Cierto mandarín lleno de codicia deseaba hacerse una fama de funcionario incorruptible. Cuando lo nombraron en su primer cargo, juró no dejarse sobornar.

- Si mi mano izquierda llegara a aceptar dinero, que caiga convertida en polvo. Y si mi mano derecha lo hiciese, ¡que también caiga convertida en polvo! – exclamó.

Un buen día, tiempo después, alguien le hizo llegar cien onzas de oro con el fin de asegurarse su apoyo en un asunto. Por miedo a la maldición que pesaba sobre él, a causa de su juramento, dudó en aceptar ese dinero que, sin embargo, codiciaba vivamente.
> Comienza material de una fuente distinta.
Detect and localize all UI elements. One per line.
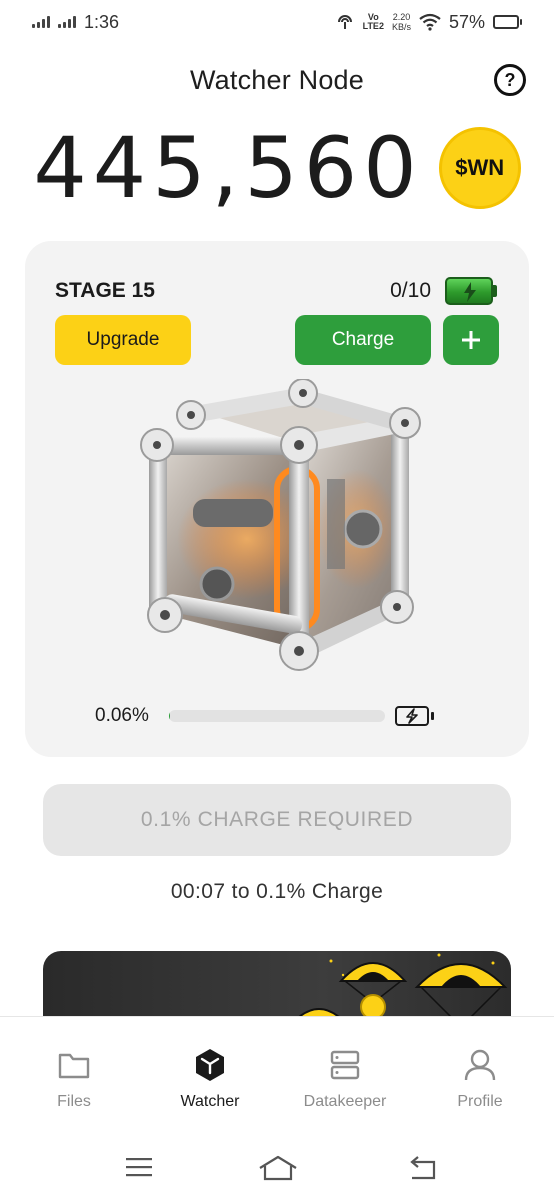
server-icon [330, 1050, 360, 1080]
menu-icon [126, 1158, 152, 1177]
battery-icon [493, 15, 522, 29]
help-button[interactable]: ? [494, 64, 526, 96]
help-icon: ? [504, 69, 516, 90]
nav-label-watcher: Watcher [180, 1093, 240, 1110]
cube-icon [196, 1049, 224, 1081]
nav-item-profile[interactable]: Profile [415, 1047, 545, 1111]
charge-count: 0/10 [390, 279, 431, 302]
nav-label-files: Files [57, 1093, 91, 1110]
page-title: Watcher Node [190, 64, 364, 95]
system-back-button[interactable] [406, 1154, 438, 1187]
upgrade-button[interactable]: Upgrade [55, 315, 191, 365]
full-battery-icon [445, 277, 497, 305]
page-header: Watcher Node ? [0, 56, 554, 104]
home-icon [259, 1155, 297, 1181]
status-time: 1:36 [84, 11, 120, 32]
status-bar: 1:36 Vo LTE2 2.20 KB/s 57% [0, 0, 554, 44]
user-icon [464, 1049, 496, 1081]
token-symbol: $WN [455, 155, 505, 180]
netspeed-unit: KB/s [391, 22, 411, 32]
vibrate-icon [337, 15, 352, 29]
network-speed: 2.20 KB/s [392, 12, 411, 32]
system-home-button[interactable] [258, 1154, 298, 1187]
volte-bottom: LTE2 [362, 21, 384, 31]
balance-row: 445,560 $WN [0, 118, 554, 218]
back-icon [410, 1156, 436, 1180]
bottom-nav: Files Watcher Datakeeper Profile [0, 1016, 554, 1128]
charge-required-button[interactable]: 0.1% CHARGE REQUIRED [43, 784, 511, 856]
signal-icon-1 [32, 16, 50, 28]
charge-button[interactable]: Charge [295, 315, 431, 365]
wifi-icon [419, 13, 441, 31]
nav-label-profile: Profile [457, 1093, 503, 1110]
watcher-cube-illustration [127, 378, 427, 689]
nav-item-datakeeper[interactable]: Datakeeper [280, 1047, 410, 1111]
token-coin-icon: $WN [438, 127, 521, 209]
status-left: 1:36 [32, 12, 119, 33]
stage-progress: 0.06% [95, 703, 475, 729]
progress-track [169, 710, 385, 722]
status-right: Vo LTE2 2.20 KB/s 57% [335, 12, 522, 33]
netspeed-value: 2.20 [392, 12, 411, 22]
signal-icon-2 [58, 16, 76, 28]
stage-card: STAGE 15 0/10 Upgrade Charge 0.06% [25, 241, 529, 757]
battery-percent: 57% [448, 11, 485, 32]
folder-icon [58, 1053, 90, 1079]
nav-item-watcher[interactable]: Watcher [145, 1047, 275, 1111]
balance-value: 445,560 [33, 119, 423, 217]
plus-icon [462, 331, 480, 349]
nav-item-files[interactable]: Files [9, 1047, 139, 1111]
add-charge-button[interactable] [443, 315, 499, 365]
nav-label-datakeeper: Datakeeper [303, 1093, 387, 1110]
stage-label: STAGE 15 [55, 279, 155, 302]
progress-percent: 0.06% [95, 705, 149, 726]
volte-indicator: Vo LTE2 [363, 13, 384, 31]
charge-battery-icon [395, 705, 437, 727]
charge-countdown: 00:07 to 0.1% Charge [170, 880, 384, 903]
system-nav-bar [0, 1140, 554, 1200]
system-menu-button[interactable] [124, 1154, 154, 1185]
Sus subalternos le dijeron:

- Si Su Señoría hace colocar los lingotes de oro dentro de su manga, sólo la manga caerá hecha polvo.

El magistrado consideró que el consejo era acertado y aceptó el oro.


Fábula incluida en «Relatos de Xue Tao» (Xue Tao Xiao Shu) , libro escrito por el chino Jiang Yingke (siglo XV).

1 comentario:

Anónimo dijo...

Cuánta actualidad. O será que nuestros políticos actuales provienen de la China antigua?